La Guerre se joue en Défense. Après la boucherie de 1914-1918, les jours du ministre de la Guerre sont comptés. » Psychologiquement, il n’est sans doute pas heureux de continuer à utiliser le mot guerre dans un pays qui en sort « , relève l’historien Michel Dumoulin (UCL). La diplomatie donne le coup de grâce : » Les pourparlers franco-belges en vue de la conclusion d’un accord militaire secret ont débuté quelques jours avant le changement d’appellation. L’accord envisagé étant défensif, le changement de nom traduit le changement d’orientation qui intervient. »
1920, la Belgique passe en mode » Défense nationale « . Quatre-vingts ans plus tard, le socialiste André Flahaut ampute la touche » nationale » pour s’aligner sur ses collègues européens. Les Flamands calent, maintiennent le » Landsverdediging « .
L’Instruction publique repêchée en seconde sess’. 1878 : voulu par les libéraux, un ministre de l’Instruction publique s’aventure sur le terrain miné de la question scolaire. Six ans plus tard, les catholiques ont tôt fait de lui régler son compte. Ils recourent à un tour de passe-passe en ressuscitant le poste en 1907, sous les traits d’un ministre des Sciences et des arts. Les cathos font de la résistance jusqu’en 1932. Le ministre de l’Instruction publique est rhabillé en ministre de l’Education nationale en 1961, puis refait peau neuve en filant vers les Communautés : il sera ministre de l’Enseignement. Jusqu’à ce que Joëlle Milquet (CDH) réhabilite l’appellation Education.

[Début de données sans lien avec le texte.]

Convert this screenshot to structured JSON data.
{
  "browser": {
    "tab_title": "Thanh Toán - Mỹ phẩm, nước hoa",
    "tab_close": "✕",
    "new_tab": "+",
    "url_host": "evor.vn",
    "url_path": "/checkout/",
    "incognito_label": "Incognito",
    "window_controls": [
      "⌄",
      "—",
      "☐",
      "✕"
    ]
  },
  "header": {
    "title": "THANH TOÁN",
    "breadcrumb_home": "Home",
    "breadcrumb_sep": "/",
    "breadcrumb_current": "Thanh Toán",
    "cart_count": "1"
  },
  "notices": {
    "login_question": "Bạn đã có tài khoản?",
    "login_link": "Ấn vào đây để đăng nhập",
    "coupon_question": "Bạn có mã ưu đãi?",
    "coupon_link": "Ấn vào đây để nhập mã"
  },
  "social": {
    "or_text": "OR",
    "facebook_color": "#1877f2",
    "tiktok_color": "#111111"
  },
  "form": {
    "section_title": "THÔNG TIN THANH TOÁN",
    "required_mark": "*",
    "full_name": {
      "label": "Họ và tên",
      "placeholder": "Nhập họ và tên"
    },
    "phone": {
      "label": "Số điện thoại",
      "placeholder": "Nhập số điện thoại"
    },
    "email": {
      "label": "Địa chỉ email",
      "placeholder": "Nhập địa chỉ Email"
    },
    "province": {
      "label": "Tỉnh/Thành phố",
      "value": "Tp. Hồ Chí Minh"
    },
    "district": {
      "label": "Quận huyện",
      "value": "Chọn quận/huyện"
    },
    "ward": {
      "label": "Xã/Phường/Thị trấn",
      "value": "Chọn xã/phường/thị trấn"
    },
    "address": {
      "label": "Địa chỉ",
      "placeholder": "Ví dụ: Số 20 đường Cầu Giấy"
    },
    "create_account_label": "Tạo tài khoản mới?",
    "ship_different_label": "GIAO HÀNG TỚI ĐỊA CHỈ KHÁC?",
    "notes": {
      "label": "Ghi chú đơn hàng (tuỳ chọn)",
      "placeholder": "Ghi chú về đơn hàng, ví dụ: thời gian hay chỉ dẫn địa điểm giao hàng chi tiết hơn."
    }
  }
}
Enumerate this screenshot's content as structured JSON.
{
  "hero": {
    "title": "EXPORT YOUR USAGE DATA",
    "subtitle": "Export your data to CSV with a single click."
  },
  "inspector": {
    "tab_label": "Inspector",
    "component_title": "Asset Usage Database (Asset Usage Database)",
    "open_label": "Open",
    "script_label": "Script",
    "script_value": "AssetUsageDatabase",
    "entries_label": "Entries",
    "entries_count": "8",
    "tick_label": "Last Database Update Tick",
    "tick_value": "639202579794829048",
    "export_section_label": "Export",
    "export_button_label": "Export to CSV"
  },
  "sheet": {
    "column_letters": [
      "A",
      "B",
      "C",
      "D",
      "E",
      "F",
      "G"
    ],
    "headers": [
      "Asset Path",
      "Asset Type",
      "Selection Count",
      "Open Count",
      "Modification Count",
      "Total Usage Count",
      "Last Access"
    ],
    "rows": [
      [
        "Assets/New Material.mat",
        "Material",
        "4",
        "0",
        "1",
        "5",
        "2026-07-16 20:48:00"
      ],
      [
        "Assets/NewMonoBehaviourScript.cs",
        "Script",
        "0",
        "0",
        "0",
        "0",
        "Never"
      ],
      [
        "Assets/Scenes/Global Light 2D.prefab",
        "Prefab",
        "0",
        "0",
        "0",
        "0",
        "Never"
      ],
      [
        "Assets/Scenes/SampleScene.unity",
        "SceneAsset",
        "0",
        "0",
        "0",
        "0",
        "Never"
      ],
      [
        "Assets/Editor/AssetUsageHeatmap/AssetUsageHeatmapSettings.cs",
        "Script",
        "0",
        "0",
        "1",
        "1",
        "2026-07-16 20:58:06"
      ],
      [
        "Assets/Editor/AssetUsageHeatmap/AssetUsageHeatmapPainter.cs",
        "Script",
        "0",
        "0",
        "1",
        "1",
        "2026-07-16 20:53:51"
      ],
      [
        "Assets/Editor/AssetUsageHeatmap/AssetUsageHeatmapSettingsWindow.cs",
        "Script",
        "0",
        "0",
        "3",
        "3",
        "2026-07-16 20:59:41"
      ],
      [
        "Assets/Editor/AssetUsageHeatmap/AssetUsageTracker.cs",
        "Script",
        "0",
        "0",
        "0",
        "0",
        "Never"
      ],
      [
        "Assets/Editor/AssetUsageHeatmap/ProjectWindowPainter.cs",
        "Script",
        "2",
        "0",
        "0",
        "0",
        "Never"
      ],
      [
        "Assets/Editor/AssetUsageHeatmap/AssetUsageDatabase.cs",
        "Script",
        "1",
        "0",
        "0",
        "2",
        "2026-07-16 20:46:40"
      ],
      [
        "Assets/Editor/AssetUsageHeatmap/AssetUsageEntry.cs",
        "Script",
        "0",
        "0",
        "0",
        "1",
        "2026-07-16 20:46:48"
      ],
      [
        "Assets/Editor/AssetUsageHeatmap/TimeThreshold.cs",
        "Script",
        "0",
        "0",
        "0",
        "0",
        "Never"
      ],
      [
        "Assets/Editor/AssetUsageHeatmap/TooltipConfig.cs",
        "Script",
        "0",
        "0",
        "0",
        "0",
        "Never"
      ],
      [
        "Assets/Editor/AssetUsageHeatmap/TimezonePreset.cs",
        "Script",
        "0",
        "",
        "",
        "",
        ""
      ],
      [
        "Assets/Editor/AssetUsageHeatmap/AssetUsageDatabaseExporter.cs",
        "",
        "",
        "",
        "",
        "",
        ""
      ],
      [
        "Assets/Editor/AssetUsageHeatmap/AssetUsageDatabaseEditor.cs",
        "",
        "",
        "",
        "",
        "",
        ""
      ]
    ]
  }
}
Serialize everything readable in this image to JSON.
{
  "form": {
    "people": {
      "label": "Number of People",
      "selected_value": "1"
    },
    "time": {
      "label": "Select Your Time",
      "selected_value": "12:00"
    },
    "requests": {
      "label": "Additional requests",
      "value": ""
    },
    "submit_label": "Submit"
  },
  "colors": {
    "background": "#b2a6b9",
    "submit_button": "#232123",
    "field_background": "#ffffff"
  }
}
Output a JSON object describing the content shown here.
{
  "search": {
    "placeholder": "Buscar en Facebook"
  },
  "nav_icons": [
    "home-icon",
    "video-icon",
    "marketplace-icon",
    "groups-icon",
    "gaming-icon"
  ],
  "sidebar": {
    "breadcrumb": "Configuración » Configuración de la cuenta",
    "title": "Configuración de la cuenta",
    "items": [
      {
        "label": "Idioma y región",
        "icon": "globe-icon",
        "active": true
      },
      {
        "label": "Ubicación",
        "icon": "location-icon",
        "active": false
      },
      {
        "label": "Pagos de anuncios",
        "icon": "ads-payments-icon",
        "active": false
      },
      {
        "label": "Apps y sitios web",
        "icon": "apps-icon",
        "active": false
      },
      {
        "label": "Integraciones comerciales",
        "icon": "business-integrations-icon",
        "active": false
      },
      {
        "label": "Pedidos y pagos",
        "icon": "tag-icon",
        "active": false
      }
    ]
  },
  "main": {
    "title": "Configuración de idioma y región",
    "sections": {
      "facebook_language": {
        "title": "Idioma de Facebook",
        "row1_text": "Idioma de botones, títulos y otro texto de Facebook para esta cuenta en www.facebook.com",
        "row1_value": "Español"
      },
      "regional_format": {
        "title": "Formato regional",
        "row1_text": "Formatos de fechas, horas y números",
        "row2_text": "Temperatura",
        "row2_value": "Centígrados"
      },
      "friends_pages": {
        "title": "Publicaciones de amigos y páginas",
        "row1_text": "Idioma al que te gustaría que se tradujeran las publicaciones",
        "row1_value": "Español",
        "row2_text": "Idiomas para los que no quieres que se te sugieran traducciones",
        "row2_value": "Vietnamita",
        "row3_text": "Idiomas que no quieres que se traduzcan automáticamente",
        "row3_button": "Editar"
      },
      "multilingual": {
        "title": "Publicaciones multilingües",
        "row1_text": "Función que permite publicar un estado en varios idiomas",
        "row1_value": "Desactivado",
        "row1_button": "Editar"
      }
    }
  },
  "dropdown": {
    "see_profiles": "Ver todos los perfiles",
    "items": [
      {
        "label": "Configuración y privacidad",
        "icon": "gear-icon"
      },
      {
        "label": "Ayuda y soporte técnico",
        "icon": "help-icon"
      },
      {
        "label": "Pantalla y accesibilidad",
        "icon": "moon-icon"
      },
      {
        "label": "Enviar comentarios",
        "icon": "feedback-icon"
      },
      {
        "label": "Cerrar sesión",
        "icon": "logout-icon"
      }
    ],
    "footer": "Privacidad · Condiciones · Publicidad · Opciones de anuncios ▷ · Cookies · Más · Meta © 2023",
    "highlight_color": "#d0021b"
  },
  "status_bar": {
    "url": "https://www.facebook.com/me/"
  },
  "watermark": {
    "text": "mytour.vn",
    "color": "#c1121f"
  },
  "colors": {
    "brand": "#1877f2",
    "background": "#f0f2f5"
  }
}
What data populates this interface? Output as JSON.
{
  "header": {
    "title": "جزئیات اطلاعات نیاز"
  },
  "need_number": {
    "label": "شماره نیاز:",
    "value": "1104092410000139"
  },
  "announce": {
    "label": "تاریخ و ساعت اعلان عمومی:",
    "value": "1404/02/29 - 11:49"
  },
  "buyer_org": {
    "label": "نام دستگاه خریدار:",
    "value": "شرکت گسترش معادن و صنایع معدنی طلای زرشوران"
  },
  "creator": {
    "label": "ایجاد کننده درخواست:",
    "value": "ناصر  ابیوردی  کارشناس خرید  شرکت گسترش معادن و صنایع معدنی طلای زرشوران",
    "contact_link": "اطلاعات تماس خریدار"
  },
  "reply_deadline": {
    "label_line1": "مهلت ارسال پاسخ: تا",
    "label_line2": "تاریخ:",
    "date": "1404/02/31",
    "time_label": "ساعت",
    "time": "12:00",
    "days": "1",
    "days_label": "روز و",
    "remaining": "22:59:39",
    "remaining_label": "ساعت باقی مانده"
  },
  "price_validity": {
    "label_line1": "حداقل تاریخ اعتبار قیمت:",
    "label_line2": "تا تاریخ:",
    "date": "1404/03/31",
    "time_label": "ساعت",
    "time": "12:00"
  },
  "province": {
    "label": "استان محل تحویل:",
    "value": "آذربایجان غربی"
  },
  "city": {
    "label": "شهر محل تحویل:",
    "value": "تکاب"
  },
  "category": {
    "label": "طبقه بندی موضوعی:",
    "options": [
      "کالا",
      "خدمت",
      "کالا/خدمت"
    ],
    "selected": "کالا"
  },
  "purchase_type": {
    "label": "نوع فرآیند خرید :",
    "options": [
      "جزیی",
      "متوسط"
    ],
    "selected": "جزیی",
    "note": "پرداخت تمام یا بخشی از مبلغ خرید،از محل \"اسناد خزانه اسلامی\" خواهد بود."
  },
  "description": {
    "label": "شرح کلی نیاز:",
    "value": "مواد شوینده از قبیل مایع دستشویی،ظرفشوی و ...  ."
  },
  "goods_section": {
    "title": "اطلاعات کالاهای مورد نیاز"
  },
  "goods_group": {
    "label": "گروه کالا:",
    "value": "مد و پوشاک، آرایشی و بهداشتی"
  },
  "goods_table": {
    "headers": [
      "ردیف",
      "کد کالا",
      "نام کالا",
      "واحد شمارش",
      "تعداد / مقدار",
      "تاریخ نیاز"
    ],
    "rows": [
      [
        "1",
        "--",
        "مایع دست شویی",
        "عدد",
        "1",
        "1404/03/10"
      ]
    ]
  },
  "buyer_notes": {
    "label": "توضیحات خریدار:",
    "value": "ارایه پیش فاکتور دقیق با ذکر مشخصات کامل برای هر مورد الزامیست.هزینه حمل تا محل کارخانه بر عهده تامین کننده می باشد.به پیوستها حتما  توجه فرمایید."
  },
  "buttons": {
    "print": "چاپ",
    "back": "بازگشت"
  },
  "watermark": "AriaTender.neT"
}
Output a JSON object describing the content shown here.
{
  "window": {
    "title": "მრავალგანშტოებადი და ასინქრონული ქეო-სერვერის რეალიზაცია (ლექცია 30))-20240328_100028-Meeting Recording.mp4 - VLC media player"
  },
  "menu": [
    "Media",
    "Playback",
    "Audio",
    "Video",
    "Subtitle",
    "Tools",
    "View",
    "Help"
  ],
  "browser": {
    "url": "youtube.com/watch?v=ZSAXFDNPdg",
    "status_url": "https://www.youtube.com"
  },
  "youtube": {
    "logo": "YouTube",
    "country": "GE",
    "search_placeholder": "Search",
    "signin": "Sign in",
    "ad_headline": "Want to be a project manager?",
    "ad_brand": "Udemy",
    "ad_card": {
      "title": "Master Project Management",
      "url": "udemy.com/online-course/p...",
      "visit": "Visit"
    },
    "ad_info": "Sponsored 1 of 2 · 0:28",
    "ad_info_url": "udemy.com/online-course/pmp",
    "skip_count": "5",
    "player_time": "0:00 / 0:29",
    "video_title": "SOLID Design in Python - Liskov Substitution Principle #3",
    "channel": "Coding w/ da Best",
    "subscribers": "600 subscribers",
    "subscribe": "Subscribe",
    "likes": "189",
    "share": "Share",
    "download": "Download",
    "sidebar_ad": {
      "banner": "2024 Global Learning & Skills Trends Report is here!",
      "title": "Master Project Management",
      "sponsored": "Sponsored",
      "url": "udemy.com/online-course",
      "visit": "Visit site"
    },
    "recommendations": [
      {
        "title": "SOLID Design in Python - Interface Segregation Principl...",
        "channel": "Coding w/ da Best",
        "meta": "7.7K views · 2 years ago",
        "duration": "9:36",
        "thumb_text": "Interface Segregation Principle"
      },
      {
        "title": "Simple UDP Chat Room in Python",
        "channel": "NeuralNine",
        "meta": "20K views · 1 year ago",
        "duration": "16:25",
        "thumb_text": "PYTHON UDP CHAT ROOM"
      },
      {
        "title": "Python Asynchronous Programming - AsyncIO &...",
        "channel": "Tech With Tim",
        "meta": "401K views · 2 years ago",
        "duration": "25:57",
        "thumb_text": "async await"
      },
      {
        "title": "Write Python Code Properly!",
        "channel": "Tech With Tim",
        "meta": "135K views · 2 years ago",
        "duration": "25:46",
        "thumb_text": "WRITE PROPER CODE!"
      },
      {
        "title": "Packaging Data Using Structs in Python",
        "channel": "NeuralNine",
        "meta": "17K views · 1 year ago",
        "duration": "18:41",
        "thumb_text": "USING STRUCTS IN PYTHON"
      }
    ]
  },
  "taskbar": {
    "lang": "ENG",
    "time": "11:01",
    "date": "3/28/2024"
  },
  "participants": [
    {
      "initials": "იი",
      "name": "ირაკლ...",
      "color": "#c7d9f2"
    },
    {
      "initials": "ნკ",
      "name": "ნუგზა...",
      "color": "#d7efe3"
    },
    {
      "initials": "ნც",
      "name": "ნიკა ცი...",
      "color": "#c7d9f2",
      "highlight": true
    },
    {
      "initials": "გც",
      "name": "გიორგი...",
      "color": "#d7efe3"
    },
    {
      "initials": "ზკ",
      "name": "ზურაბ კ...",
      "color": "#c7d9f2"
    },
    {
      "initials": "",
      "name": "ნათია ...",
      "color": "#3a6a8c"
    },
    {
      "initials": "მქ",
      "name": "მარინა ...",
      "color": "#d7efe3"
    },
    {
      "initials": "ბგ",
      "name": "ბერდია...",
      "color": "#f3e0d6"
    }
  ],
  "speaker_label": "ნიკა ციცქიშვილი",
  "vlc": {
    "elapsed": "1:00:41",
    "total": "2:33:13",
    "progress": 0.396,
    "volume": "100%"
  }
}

Les Colonies, un pluriel énigmatique. 1908 : la cession par Léopold II à la Belgique de l’Etat du Congo justifie qu’un ministre veille sur ses intérêts. De là à en faire un ministre des… Colonies, c’est voir grand. » C’est un pluriel qui intrigue « , convient Michel Dumoulin. Une thèse tient la corde : » Une sorte de mimétisme a pu jouer. » La France, l’Allemagne, l’Italie ont un portefeuille des Colonies. La Belgique croit se grandir en » usurpant » le titre.
Achille Van Acker, un Premier au charbon. » Achille charbon « , trois fois Premier ministre et ministre du Charbon au sortir de la guerre, peine à faire des émules. Un ministre du Combustible (sic) et de l’Energie ne fait que passer en 1947. Le portefeuille brille même par son absence durant les années 1970, celles des chocs pétroliers.
Tindemans, les Relations extérieures à la mode de Paris. Le ministre des Affaires étrangères faisait partie des meubles depuis le début de la Belgique. En décembre 1981, le CVP Leo Tindemans impose le label Relations extérieures. A la mode de Paris.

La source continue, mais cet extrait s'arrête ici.